Just like with people, jogging long distance is better. When I'm biking my dog, his primary gait is a trot. I vary the speed from a fast trot to a slow trot with an occasional full out run in order to build his heart and lung capacity and to use all of his muscles. I keep an eye on him and watch how hard he's breathing to determine his speed.
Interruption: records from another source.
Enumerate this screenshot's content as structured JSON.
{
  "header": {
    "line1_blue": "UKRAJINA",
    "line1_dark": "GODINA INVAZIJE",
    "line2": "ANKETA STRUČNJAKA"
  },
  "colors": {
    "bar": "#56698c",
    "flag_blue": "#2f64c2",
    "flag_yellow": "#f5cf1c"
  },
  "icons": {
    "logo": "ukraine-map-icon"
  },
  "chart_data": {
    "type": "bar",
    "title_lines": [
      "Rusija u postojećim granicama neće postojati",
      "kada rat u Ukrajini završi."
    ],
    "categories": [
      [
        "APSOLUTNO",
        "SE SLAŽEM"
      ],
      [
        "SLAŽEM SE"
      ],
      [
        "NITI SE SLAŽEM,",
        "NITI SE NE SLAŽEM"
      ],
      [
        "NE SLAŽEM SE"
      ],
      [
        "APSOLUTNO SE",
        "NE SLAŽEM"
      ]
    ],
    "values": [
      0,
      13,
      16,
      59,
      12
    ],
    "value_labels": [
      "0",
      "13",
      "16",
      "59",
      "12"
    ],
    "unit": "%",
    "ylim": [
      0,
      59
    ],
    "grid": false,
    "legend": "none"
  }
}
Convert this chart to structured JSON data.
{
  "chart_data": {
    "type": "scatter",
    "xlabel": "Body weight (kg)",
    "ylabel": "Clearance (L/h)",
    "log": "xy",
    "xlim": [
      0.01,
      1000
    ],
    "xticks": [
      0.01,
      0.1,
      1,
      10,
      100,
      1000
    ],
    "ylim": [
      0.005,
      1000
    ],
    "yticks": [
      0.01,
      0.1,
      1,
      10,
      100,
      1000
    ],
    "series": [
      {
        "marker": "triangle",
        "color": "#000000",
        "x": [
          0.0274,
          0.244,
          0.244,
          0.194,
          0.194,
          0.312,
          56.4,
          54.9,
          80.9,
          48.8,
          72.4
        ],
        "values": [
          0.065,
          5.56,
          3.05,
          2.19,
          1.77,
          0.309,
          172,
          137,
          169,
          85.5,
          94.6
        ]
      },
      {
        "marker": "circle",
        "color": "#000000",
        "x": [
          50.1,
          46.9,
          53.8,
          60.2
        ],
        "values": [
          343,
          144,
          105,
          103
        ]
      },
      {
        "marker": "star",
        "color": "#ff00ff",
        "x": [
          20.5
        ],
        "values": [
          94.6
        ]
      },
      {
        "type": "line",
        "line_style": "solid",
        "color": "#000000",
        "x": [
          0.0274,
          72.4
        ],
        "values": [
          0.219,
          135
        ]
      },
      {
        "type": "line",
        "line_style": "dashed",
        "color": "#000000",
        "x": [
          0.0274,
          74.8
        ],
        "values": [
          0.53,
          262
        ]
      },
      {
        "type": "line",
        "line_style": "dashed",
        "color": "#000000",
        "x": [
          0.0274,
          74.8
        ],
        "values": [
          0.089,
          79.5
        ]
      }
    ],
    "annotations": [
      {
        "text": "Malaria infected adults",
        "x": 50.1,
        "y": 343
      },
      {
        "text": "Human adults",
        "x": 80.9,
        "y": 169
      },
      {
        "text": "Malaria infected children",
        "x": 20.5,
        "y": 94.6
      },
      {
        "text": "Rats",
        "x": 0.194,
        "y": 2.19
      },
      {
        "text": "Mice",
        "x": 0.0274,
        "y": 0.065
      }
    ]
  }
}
I regularly went 6 to 8 miles at a time and that only took the edge off him.


----------



## Castlemaid (Jun 29, 2006)

I'm with Elaine, slow down and have her trot for longer period instead of running her full out for 10. A few years ago I trained my mixed breed for a 20 km (12.5 mile) endurance test (the AD) of trotting at speed with me on a bicycle. To build up her stamina and endurance, almost all our biking was done at an easy trot for her. To help condition her, we did short burst of running, only a few minutes at a time, never more than five minutes.


----------



## Melgrj7 (Jul 5, 2009)

My dogs will do 14 miles at a steady trot. They could probably do longer too. We normally do about 4-5 miles at a steady trot and will do a full out run for a minute or two if they want to. I don't let them do full out runs when we do longer distances.


----------



## mongol777 (Aug 10, 2009)

Do you guys avoid pavement? What is the running surface in general - earth, grass, etc?


----------



## Elaine (Sep 10, 2006)

Most people can not avoid pavement and that's what my dog runs on.


----------



## Lin (Jul 3, 2007)

Pavement is fine if the dog is at least 18 months old, and you take precautions such as don't run them on pavement that you wouldn't be willing to walk barefoot on. You can also use something like mushers secret to protect their paw pads when on pavement in hot weather, or pavement in winter when there could be salt present.


----------



## mongol777 (Aug 10, 2009)

Thank you! We just started with the bike - about 2 km every morning (to and from the park). She is 1 year old. I try to avoid pavement for now. Installed this device on the bike - WalkyDog Bike Leash | Walky Dog Bike Leash | Bicycle Dog Leash | Bike With Your Dog | Dog Bike Accessory - The Dog Outdoors and she mostly runs on the grass (we have pretty clean neighborhood and she runs mostly on front yards). I will try and find mushers secret - sounds pretty good.


----------